In Mel Brooks’s comedy classic, Gig Young was originally cast as the Waco Kid, the only ally of the new black sheriff Bart (Cleavon Little), in the Old West. According to Turner Classic Movies, “Gig Young was originally cast in the role (John Wayne had already turned the part down as being too silly), but on the day of the scene in which the Kid, drunk in his cell, first meets Bart, Young, a certified drinker himself, was doing some serious method acting and was carried away with the tremors. Wilder, who had reportedly begged Brooks for the part early on, was on a plane a day later to take over.”

Jon Kopaloff/Getty

Rip Torn, ‘Easy Rider’ (1969)

This one’s a bit tricky. Torn has a history of volatile behavior, including his notorious attack on Norman Mailer—with hammer—during the filming of Maidstone, which was all caught on camera. Torn was initially cast as George Hanson, part of a trio of hippie bikers in Dennis Hopper’s groundbreaking film Easy Rider. According to Peter Biskind’s book, Easy Riders, Raging Bulls, Torn met Hopper and co-star Henry Fonda at a restaurant in New York to chat about the role, and Hopper began criticizing “rednecks” he’d crossed paths with down South. Torn took offense—he’s from Texas—and the two almost came to blows, so Torn was replaced with Jack Nicholson in what would prove to be Nicholson’s breakout role. Later, in a 1994 interview with Jay Leno on The Tonight Show, Hopper claimed Torn pulled a knife on him. The allegation turned out to be false, and Torn successfully sued Hopper for defamation, according to the Los Angeles Times.

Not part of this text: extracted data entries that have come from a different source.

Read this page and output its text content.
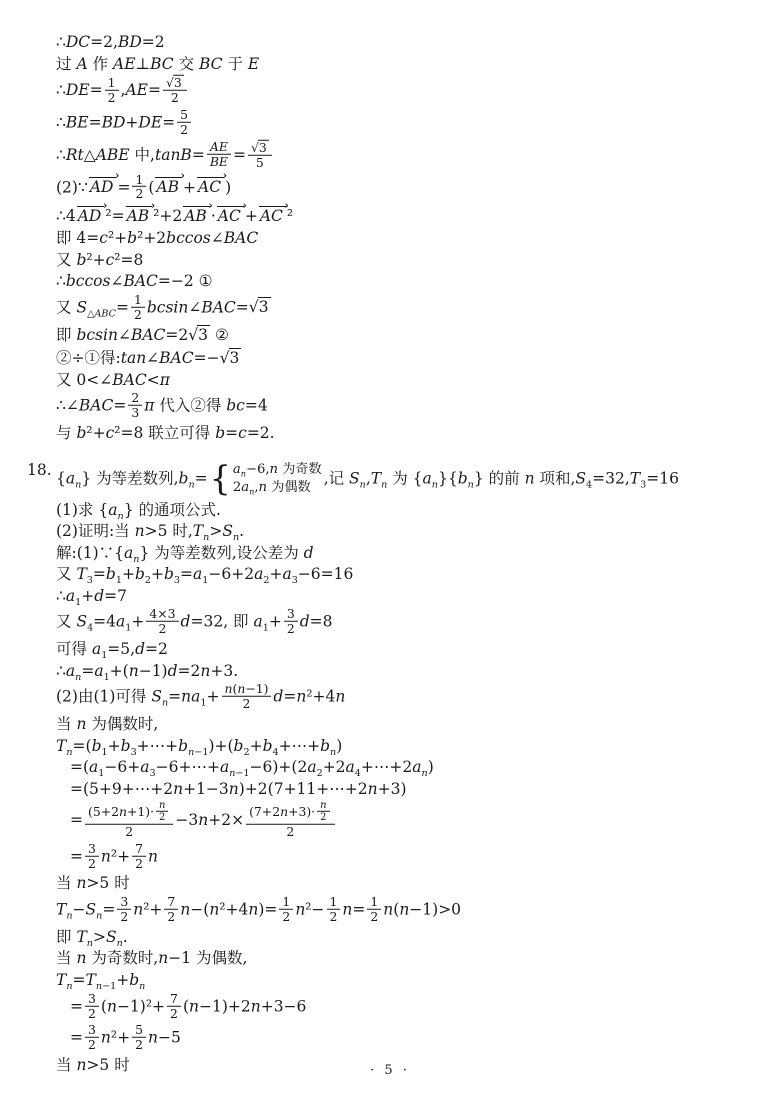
∴DC=2,BD=2
过 A 作 AE⊥BC 交 BC 于 E
∴DE= $\frac{1}{2} ,AE= \frac{√3}{2}$
∴BE=BD+DE= $\frac{5}{2}$
∴Rt△ABE 中$,\tan B= \frac{AE}{BE} = \frac{√3}{5}$
(2)∵ AD
›
= $\frac{1}{2}$ ( AB
›
+ AC
›
)
∴4 AD
›
²= AB
›
²+2 AB
›
· AC
›
+ AC
›
²
即 4=c²+b²+2bccos∠BAC
又 b²+c²=8
∴bccos∠BAC=−2 ①
又 $S_{\triangle ABC}= \frac{1}{2}$ bcsin∠BAC=√3
即 bcsin∠BAC=2√3 ②
②÷①得:tan∠BAC=−√3
又 0<∠BAC<π
∴∠BAC= $\frac{2}{3}$ π 代入②得 bc=4
与 b²+c²=8 联立可得 b=c=2.
18. $\{a_n\}$ 为等差数列$,b_n=$ { $a_n-6,n$ 为奇数
$2a_n,n$ 为偶数
,记 $S_n,T_n$ 为 $\{a_n\}\{b_n\}$ 的前 n 项和$,S_4=32,T_3=16$
(1)求 $\{a_n\}$ 的通项公式.
(2)证明:当 n>5 时$,T_n>S_n$.
解$:(1)\because\{a_n\}$ 为等差数列,设公差为 d
又 $T_3=b_1+b_2+b_3=a_1-6+2a_2+a_3-6=16$
$\therefore a_1+d=7$
又 $S_4=4a_1+ \frac{4\times 3}{2} d=32$, 即 $a_1+ \frac{3}{2} d=8$
可得 $a_1=5,d=2$
$\therefore a_n=a_1+(n-1)d=2n+3$.
(2)由(1)可得 $S_n=na_1+ \frac{n(n-1)}{2} d=n^2+4n$
当 n 为偶数时,
$T_n=(b_1+b_3+\cdots+b_{n-1})+(b_2+b_4+\cdots+b_n)$
$=(a_1-6+a_3-6+\cdots+a_{n-1}-6)+(2a_2+2a_4+\cdots+2a_n)$
=(5+9+⋯+2n+1−3n)+2(7+11+⋯+2n+3)
= $\frac{(5+2n+1)\cdot \frac{n}{2}}{2} -3n+2\times \frac{(7+2n+3)\cdot \frac{n}{2}}{2}$
= $\frac{3}{2} n^2+ \frac{7}{2}$ n
当 n>5 时
$T_n-S_n= \frac{3}{2} n^2+ \frac{7}{2} n-(n^2+4n)= \frac{1}{2} n^2- \frac{1}{2} n= \frac{1}{2} n(n-1)>0$
即 $T_n>S_n$.
当 n 为奇数时,n−1 为偶数,
$T_n=T_{n-1}+b_n$
= $\frac{3}{2} (n-1)^2+ \frac{7}{2} (n-1)+2n+3-6$
= $\frac{3}{2} n^2+ \frac{5}{2} n-5$
当 n>5 时	· 5 ·
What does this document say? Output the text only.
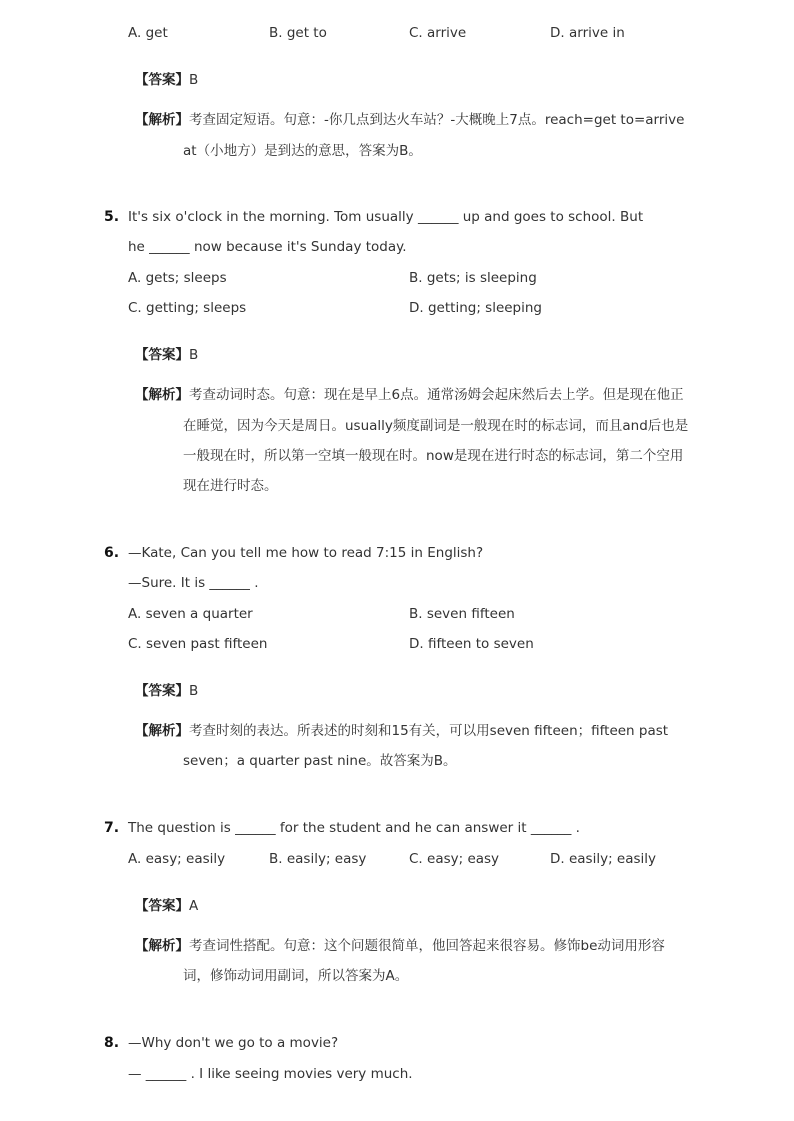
A. get	B. get to	C. arrive	D. arrive in
【答案】B
【解析】考查固定短语。句意：-你几点到达火车站？-大概晚上7点。reach=get to=arrive
at（小地方）是到达的意思，答案为B。
5. It's six o'clock in the morning. Tom usually ______ up and goes to school. But
he ______ now because it's Sunday today.
A. gets; sleeps	B. gets; is sleeping
C. getting; sleeps	D. getting; sleeping
【答案】B
【解析】考查动词时态。句意：现在是早上6点。通常汤姆会起床然后去上学。但是现在他正
在睡觉，因为今天是周日。usually频度副词是一般现在时的标志词，而且and后也是
一般现在时，所以第一空填一般现在时。now是现在进行时态的标志词，第二个空用
现在进行时态。
6. —Kate, Can you tell me how to read 7:15 in English?
—Sure. It is ______ .
A. seven a quarter	B. seven fifteen
C. seven past fifteen	D. fifteen to seven
【答案】B
【解析】考查时刻的表达。所表述的时刻和15有关，可以用seven fifteen；fifteen past
seven；a quarter past nine。故答案为B。
7. The question is ______ for the student and he can answer it ______ .
A. easy; easily	B. easily; easy	C. easy; easy	D. easily; easily
【答案】A
【解析】考查词性搭配。句意：这个问题很简单，他回答起来很容易。修饰be动词用形容
词，修饰动词用副词，所以答案为A。
8. —Why don't we go to a movie?
— ______ . I like seeing movies very much.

Michael Ochs Archives/Getty

Judy Garland, ‘Valley of the Dolls’ (1967)

The star of The Wizard of Oz was originally cast in the role of Helen Lawson in filmmaker Mark Robson’s camp classic. However, Garland, who had a life-long struggle with substance abuse, was fired for being drunk on set and replaced by Susan Hayward. According to Garland’s would-be co-star, Patty Duke, “[Garland] was charming and funny—oh, very funny—but she was having a problem with alcohol and I don’t know about other things. So the director, who was the meanest son of a bitch I ever met in my life… he kept [Garland] waiting and waiting. She had to come in at 6:30 in the morning and he wouldn’t even plan to get to her until four in the afternoon. She was very down to earth, so she didn’t mind waiting. What I minded was that there were gentlemen around her who supplied her with wine and other things, so when she finally did get called to the set, she couldn’t function very well… and she crumbled.”